Captchas was Re: ISP wants to stop outgoing web based spam
Paul Jakma
paul at clubi.ie
Wed Aug 16 17:51:53 UTC 2006
On Wed, 16 Aug 2006, Simon Waters wrote:
> You snipped the bit where I said "It would work for a minority use."
Sorry, don't think that is relevant really - least I have no data on
what minority uses are for captchas, nor majority uses or what the
difference is.
> The reason people use image recognition is it is something (most)
> humans find very easy, but requires considerable investment of
> effort (or resource for self training) to teach computers, and
> readily permits of variations ('click the kitten' being a good
> example).
Those need vast numbers of "kitten" pictures in order to be immune to
dictionary attacks. There's a reason 'captchas' consist of
auto-generated images of letters.
You can auto-generate questions too, obviously. With dictionaries of
question/answer tuples associated with some template question
language.
The tuples can be auto-generated, the strength lies in the variety of
the question forms in use across the internet and/or across a site.
The questions need not use language, they could be based on ASCII
pattern matching, e.g.:
oAwoZwoLwoC
what's the next letter, etc..
Or you could simply test people on their ability to google perhaps?
:)
> For a demonstration of bashing at ASCII captchas try any good chat bot.

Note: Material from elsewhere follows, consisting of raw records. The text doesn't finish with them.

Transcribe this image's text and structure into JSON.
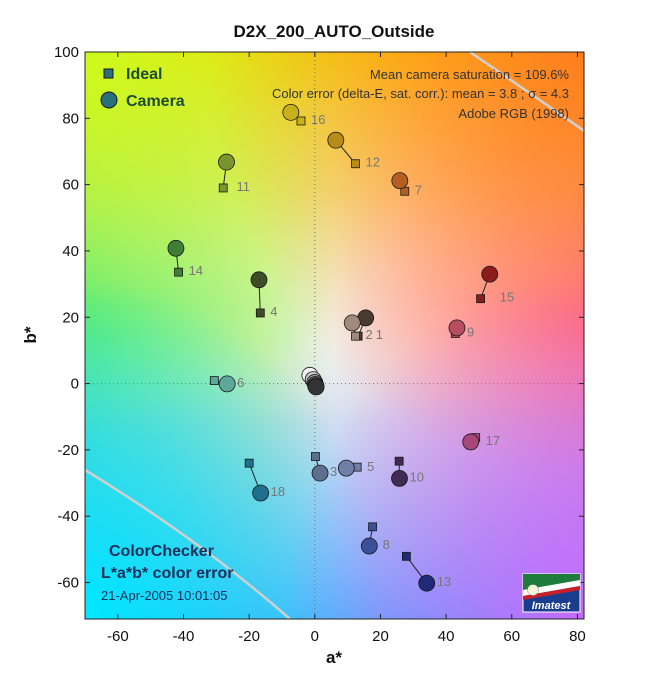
{
  "chart_data": {
    "type": "scatter",
    "title": "D2X_200_AUTO_Outside",
    "xlabel": "a*",
    "ylabel": "b*",
    "xlim": [
      -70,
      82
    ],
    "ylim": [
      -71,
      100
    ],
    "xticks": [
      -60,
      -40,
      -20,
      0,
      20,
      40,
      60,
      80
    ],
    "yticks": [
      100,
      80,
      60,
      40,
      20,
      0,
      -20,
      -40,
      -60
    ],
    "grid": "dotted zero lines",
    "legend": {
      "placement": "top-left",
      "ideal_label": "Ideal",
      "camera_label": "Camera"
    },
    "info_lines": [
      "Mean camera saturation = 109.6%",
      "Color error (delta-E, sat. corr.):  mean = 3.8 ;  σ = 4.3",
      "Adobe RGB (1998)"
    ],
    "footer": {
      "line1": "ColorChecker",
      "line2": "L*a*b* color error",
      "date": "21-Apr-2005 10:01:05"
    },
    "logo_text": "Imatest",
    "points": [
      {
        "label": "1",
        "ideal": [
          13.2,
          14.3
        ],
        "camera": [
          15.5,
          19.8
        ],
        "color": "#4a3a30"
      },
      {
        "label": "2",
        "ideal": [
          12.4,
          14.3
        ],
        "camera": [
          11.4,
          18.3
        ],
        "color": "#a08a7c"
      },
      {
        "label": "3",
        "ideal": [
          0.2,
          -22.0
        ],
        "camera": [
          1.6,
          -27.0
        ],
        "color": "#5c6f8c"
      },
      {
        "label": "4",
        "ideal": [
          -16.6,
          21.3
        ],
        "camera": [
          -17.0,
          31.3
        ],
        "color": "#3e4d25"
      },
      {
        "label": "5",
        "ideal": [
          12.9,
          -25.2
        ],
        "camera": [
          9.6,
          -25.5
        ],
        "color": "#6e7fa8"
      },
      {
        "label": "6",
        "ideal": [
          -30.6,
          0.9
        ],
        "camera": [
          -26.7,
          -0.1
        ],
        "color": "#5da89a"
      },
      {
        "label": "7",
        "ideal": [
          27.4,
          58.0
        ],
        "camera": [
          25.9,
          61.2
        ],
        "color": "#b55e22"
      },
      {
        "label": "8",
        "ideal": [
          17.6,
          -43.2
        ],
        "camera": [
          16.6,
          -49.0
        ],
        "color": "#3c4f9a"
      },
      {
        "label": "9",
        "ideal": [
          42.8,
          15.1
        ],
        "camera": [
          43.3,
          16.8
        ],
        "color": "#b74d5f"
      },
      {
        "label": "10",
        "ideal": [
          25.7,
          -23.4
        ],
        "camera": [
          25.8,
          -28.6
        ],
        "color": "#412b55"
      },
      {
        "label": "11",
        "ideal": [
          -27.9,
          59.0
        ],
        "camera": [
          -26.9,
          66.8
        ],
        "color": "#78962d"
      },
      {
        "label": "12",
        "ideal": [
          12.4,
          66.3
        ],
        "camera": [
          6.4,
          73.4
        ],
        "color": "#b98b17"
      },
      {
        "label": "13",
        "ideal": [
          27.9,
          -52.1
        ],
        "camera": [
          34.1,
          -60.2
        ],
        "color": "#1f2a78"
      },
      {
        "label": "14",
        "ideal": [
          -41.5,
          33.6
        ],
        "camera": [
          -42.3,
          40.8
        ],
        "color": "#3f7e35"
      },
      {
        "label": "15",
        "ideal": [
          50.5,
          25.6
        ],
        "camera": [
          53.3,
          33.0
        ],
        "color": "#8c1b1b"
      },
      {
        "label": "16",
        "ideal": [
          -4.2,
          79.2
        ],
        "camera": [
          -7.3,
          81.8
        ],
        "color": "#c7b21b"
      },
      {
        "label": "17",
        "ideal": [
          49.0,
          -16.3
        ],
        "camera": [
          47.5,
          -17.6
        ],
        "color": "#a8477c"
      },
      {
        "label": "18",
        "ideal": [
          -20.0,
          -24.0
        ],
        "camera": [
          -16.5,
          -33.0
        ],
        "color": "#1f6f8f"
      },
      {
        "label": "",
        "ideal": [
          -0.5,
          1.5
        ],
        "camera": [
          -1.5,
          2.5
        ],
        "color": "#f2f2f2"
      },
      {
        "label": "",
        "ideal": [
          -0.5,
          0.5
        ],
        "camera": [
          -0.5,
          1.2
        ],
        "color": "#c8c8c8"
      },
      {
        "label": "",
        "ideal": [
          0.0,
          0.0
        ],
        "camera": [
          0.0,
          0.3
        ],
        "color": "#a0a0a0"
      },
      {
        "label": "",
        "ideal": [
          0.0,
          -0.3
        ],
        "camera": [
          0.2,
          -0.3
        ],
        "color": "#7a7a7a"
      },
      {
        "label": "",
        "ideal": [
          0.0,
          -0.6
        ],
        "camera": [
          0.3,
          -0.7
        ],
        "color": "#555555"
      },
      {
        "label": "",
        "ideal": [
          0.0,
          -0.9
        ],
        "camera": [
          0.4,
          -1.0
        ],
        "color": "#333333"
      }
    ]
  }
}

And for image captchas, see:
http://www.cs.sfu.ca/~mori/research/gimpy/
and there are more. CAPTCHAs are, almost by definition, compelling
problems for academia to tackle ;).
> The reason no one defeated your text captcha was probably because
> no one tried, but that won't remain the case if it gets popular. We
> are locked in another arms race here.
Yes, that applies regardless of the form of the captcha.
> Although possibly the mistake is to assume you can distinguish
> between humans, and computers on the basis of intelligence.
Maybe so.
regards,
--
Paul Jakma paul at clubi.ie paul at jakma.org Key ID: 64A2FF6A
Fortune:
The meat is rotten, but the booze is holding out.
Computer translation of "The spirit is willing, but the flesh is weak."